Su mayor temor no era un monstruo como todos los conocemos, peludos y con grandes garras: su mayor miedo era la soledad en la que se encontraba desde que la cuentacuentos desapareció. Ella era una chica con unos grandes ojos pardos, una cabellera negra como la noche y una voz chillona pero que leía mejor que nadie los textos escritos por Jhosep. Solían reunirse cada noche a beber café en la casa del escritor. Una vez terminada la jornada de escritura, él encendía velas alrededor de su habitación y ella se colocaba un par de anteojos y comenzaba: Había una vez…

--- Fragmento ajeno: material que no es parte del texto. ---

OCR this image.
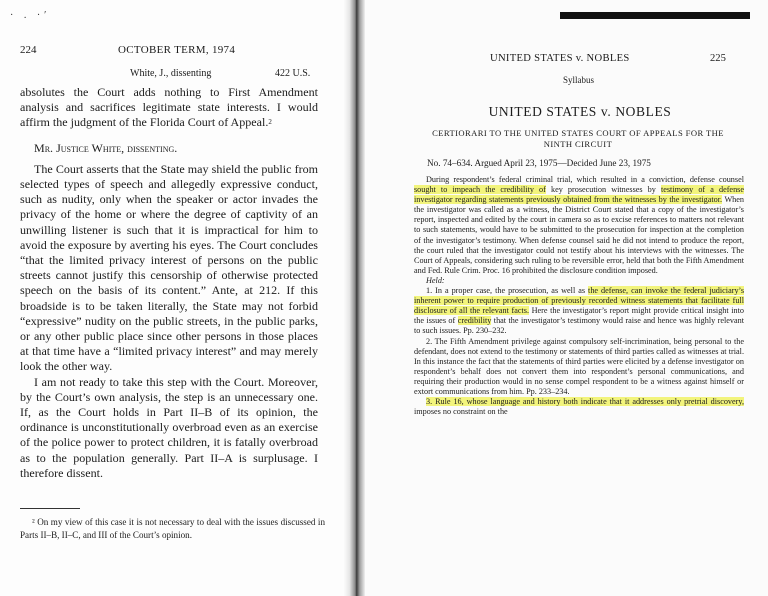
· . ·ʹ
224	OCTOBER TERM, 1974
White, J., dissenting	422 U.S.

absolutes the Court adds nothing to First Amendment analysis and sacrifices legitimate state interests. I would affirm the judgment of the Florida Court of Appeal.$^2$

Mr. Justice White, dissenting.

The Court asserts that the State may shield the public from selected types of speech and allegedly expressive conduct, such as nudity, only when the speaker or actor invades the privacy of the home or where the degree of captivity of an unwilling listener is such that it is impractical for him to avoid the exposure by averting his eyes. The Court concludes “that the limited privacy interest of persons on the public streets cannot justify this censorship of otherwise protected speech on the basis of its content.” Ante, at 212. If this broadside is to be taken literally, the State may not forbid “expressive” nudity on the public streets, in the public parks, or any other public place since other persons in those places at that time have a “limited privacy interest” and may merely look the other way.

I am not ready to take this step with the Court. Moreover, by the Court’s own analysis, the step is an unnecessary one. If, as the Court holds in Part II–B of its opinion, the ordinance is unconstitutionally overbroad even as an exercise of the police power to protect children, it is fatally overbroad as to the population generally. Part II–A is surplusage. I therefore dissent.

² On my view of this case it is not necessary to deal with the issues discussed in Parts II–B, II–C, and III of the Court’s opinion.
UNITED STATES v. NOBLES	225
Syllabus
UNITED STATES v. NOBLES
CERTIORARI TO THE UNITED STATES COURT OF APPEALS FOR THE NINTH CIRCUIT
No. 74–634. Argued April 23, 1975—Decided June 23, 1975

During respondent’s federal criminal trial, which resulted in a conviction, defense counsel sought to impeach the credibility of key prosecution witnesses by testimony of a defense investigator regarding statements previously obtained from the witnesses by the investigator. When the investigator was called as a witness, the District Court stated that a copy of the investigator’s report, inspected and edited by the court in camera so as to excise references to matters not relevant to such statements, would have to be submitted to the prosecution for inspection at the completion of the investigator’s testimony. When defense counsel said he did not intend to produce the report, the court ruled that the investigator could not testify about his interviews with the witnesses. The Court of Appeals, considering such ruling to be reversible error, held that both the Fifth Amendment and Fed. Rule Crim. Proc. 16 prohibited the disclosure condition imposed.

Held:

1. In a proper case, the prosecution, as well as the defense, can invoke the federal judiciary’s inherent power to require production of previously recorded witness statements that facilitate full disclosure of all the relevant facts. Here the investigator’s report might provide critical insight into the issues of credibility that the investigator’s testimony would raise and hence was highly relevant to such issues. Pp. 230–232.

2. The Fifth Amendment privilege against compulsory self-incrimination, being personal to the defendant, does not extend to the testimony or statements of third parties called as witnesses at trial. In this instance the fact that the statements of third parties were elicited by a defense investigator on respondent’s behalf does not convert them into respondent’s personal communications, and requiring their production would in no sense compel respondent to be a witness against himself or extort communications from him. Pp. 233–234.

3. Rule 16, whose language and history both indicate that it addresses only pretrial discovery, imposes no constraint on the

Emily, era su nombre, y la lectura era su pasión. Era una chica soñadora, poco abierta con el mundo, pero con Jhosep la cosa cambiaba: ambos disfrutaban de la soledad del otro y las letras eran un punto perfecto para su unión. Ella disfrutaba de leer sus textos y él escribía las mejores líneas para escuchar su voz. Él amaba, más que nada, su voz.

Un día, sin esperarlo nadie, la vida los separó, cada uno volvió a su extraña soledad. Él gritaba cada noche porque un demonio surgía de entre cada recuerdo que quedaba de ella. Los ecos que quedaron de su voz se convirtieron en lamentos y las velas que alguna vez alumbraron las noches de lectura jamás volvieron a ser encendidas.